Konuyu bilenler, Ortadoğu planının özünü yakalayanların, Suriye sonrası hedefin iran olup, bu pimin de İsrail tarafından çekileceğinin olacağını da anımsar. Ama, o denli algı operasyonları tutsağı dünya yapıldı ki yalanların dahi çekilmeden söylenip,devamında savaşlar çıkmaktadır. Daha Suriye Kimyasal masalının kulaktaki sesi,kulanılan füzelerin yıkımları canlıyken, İsrail başbakanının hem de inandırıcı olmasa da güç zehirlenmesi kulanıp iranı hedeflemsi, bize Ortadoğu ve Emperyalizim gerçeklerini suratımıza vurmaktadır. Emperyalizmi konuşmayanlar ve durmadan ayni yalanları yutup istenileni yapan dünya egemen kesimleri,yıkımda da ortak sorumlulukları olmaktadır.

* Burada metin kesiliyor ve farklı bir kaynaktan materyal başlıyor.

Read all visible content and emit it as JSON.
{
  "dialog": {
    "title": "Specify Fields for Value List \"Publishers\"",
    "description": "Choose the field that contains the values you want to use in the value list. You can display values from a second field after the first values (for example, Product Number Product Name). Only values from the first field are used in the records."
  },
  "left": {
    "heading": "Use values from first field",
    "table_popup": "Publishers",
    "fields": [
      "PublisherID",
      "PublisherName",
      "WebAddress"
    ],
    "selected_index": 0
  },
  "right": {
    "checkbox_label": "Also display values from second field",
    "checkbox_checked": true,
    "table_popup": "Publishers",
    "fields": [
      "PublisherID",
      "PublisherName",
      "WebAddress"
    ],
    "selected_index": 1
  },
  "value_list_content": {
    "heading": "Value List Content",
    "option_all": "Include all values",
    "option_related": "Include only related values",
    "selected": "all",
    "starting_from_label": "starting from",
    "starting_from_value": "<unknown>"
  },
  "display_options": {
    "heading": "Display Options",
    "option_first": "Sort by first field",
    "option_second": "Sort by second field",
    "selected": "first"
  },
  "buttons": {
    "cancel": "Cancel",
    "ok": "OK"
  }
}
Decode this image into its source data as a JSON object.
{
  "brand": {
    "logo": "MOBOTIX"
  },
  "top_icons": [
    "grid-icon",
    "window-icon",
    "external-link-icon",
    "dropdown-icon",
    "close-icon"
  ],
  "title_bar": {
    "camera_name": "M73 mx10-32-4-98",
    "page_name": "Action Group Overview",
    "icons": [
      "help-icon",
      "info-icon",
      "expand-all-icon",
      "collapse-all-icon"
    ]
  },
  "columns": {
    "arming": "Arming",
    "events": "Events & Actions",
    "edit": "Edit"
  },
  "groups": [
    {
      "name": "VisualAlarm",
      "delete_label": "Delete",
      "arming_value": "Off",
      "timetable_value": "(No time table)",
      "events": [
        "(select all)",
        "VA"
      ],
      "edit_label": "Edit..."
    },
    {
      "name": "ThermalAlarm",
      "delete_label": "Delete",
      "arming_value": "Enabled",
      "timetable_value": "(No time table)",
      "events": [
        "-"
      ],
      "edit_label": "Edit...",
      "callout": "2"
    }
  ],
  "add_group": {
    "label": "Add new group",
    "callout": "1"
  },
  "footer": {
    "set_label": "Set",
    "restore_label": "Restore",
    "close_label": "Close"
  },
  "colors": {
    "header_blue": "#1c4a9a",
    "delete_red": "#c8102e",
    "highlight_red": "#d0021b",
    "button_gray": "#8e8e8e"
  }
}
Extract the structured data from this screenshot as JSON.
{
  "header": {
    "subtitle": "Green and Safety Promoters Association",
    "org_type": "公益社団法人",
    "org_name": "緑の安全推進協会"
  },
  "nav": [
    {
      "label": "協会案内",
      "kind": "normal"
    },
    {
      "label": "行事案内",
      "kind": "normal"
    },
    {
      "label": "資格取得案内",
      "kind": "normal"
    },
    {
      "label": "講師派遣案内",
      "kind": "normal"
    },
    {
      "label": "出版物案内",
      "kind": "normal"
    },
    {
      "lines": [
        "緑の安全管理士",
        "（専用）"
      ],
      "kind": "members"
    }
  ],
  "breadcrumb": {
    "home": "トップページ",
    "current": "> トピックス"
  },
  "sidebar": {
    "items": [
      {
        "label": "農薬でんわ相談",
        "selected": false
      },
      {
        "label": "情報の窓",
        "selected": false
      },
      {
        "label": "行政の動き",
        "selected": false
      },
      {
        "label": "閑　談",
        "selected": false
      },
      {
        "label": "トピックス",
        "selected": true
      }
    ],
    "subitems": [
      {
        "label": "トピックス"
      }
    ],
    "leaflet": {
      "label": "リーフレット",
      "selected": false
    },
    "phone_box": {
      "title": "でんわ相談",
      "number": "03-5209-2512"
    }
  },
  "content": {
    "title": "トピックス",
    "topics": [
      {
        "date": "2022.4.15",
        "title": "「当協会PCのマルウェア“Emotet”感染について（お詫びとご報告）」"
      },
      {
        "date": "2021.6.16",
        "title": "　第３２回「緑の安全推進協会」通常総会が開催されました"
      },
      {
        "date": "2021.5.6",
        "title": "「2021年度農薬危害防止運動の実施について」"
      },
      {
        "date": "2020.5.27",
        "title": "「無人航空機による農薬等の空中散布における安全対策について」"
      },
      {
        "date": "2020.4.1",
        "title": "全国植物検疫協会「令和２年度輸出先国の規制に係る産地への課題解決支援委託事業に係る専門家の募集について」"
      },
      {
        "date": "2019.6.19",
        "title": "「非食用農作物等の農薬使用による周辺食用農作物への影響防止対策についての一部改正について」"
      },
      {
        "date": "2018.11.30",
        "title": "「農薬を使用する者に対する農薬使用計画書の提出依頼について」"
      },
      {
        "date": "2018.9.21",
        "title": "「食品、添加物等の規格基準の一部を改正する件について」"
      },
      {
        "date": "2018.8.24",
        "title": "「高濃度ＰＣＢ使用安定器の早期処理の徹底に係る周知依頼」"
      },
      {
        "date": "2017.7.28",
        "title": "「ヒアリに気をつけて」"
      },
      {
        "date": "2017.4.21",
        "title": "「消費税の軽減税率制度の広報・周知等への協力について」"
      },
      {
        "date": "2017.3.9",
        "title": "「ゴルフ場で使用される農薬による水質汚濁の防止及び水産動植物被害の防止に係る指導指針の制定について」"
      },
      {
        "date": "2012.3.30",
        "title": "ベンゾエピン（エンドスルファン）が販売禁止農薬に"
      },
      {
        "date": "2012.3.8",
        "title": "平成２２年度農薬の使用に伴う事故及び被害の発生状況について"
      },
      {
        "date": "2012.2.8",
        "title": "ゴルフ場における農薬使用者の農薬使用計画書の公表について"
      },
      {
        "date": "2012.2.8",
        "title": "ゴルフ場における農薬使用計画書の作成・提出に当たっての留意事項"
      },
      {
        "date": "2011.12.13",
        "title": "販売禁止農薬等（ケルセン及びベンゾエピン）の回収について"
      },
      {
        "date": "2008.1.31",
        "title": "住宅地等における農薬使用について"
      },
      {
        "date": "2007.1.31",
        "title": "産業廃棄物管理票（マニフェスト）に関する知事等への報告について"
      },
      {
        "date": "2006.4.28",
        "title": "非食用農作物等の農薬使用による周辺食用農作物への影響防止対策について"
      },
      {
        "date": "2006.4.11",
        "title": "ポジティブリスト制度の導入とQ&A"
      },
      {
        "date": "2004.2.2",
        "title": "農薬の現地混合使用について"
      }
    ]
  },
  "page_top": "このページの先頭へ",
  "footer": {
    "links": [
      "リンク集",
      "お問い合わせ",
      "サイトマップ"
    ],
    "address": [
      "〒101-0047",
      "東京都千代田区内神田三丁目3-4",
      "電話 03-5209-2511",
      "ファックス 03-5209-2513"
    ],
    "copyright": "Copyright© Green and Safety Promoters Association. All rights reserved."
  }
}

İsrailin saldırdığı zaman sesiz kalan, siyasal hedflerde İsrail bölgesel merkez oluşu, İsrail Sudi gibi en gerici, faşist rejimlerin ortak buluşması, bize mutlaka bir şey anlatması şart. Üstelik, İsrail başbakanı kendi meclisini de devre dışı brakıp, Filistinli öldürme, Suriye bonbalaması gibi doğal kabuller yaratı. Artık Gazledeki katliyamları, Suriyedeki bonbalanan tesisleri konuşmuyoruz. Güvenlik konseyi toplanıp başka ülkeye saldırmayı kınamıyor bile! Ama irna hep veriştiriyorlar. Nedense kimse “israilin nükler silaha sahip olmasını da” konuşmuyor. Ama başkası olamaz. Trump dilediği yalanı söyleyip, dilediğine saldırma “hukukunu” mutlaklaştırdı. Sahi, kaç yargı kesimi olmayan kimyasal la yıkım yağdırılan Suriye gelişmelerini sorguladı!
Kısaca, Ortadoğu kaynamaya devam ediyor. Suriyede vekalet yerine direk ilişkiler savaş meydanında yaşanıyor* Lübnan seçimleri yeni bir denkleme de adaydır* israilin saldırıları ve Sudi itifaklaşması ile yeni bloklaşma da oluştu. Bunlar bölgenin yeni tehlikelerinin de işaretidir. Boşuna değil, Suriye konusunda hep bölgesel dünya savaşı imgesini koyuyorum.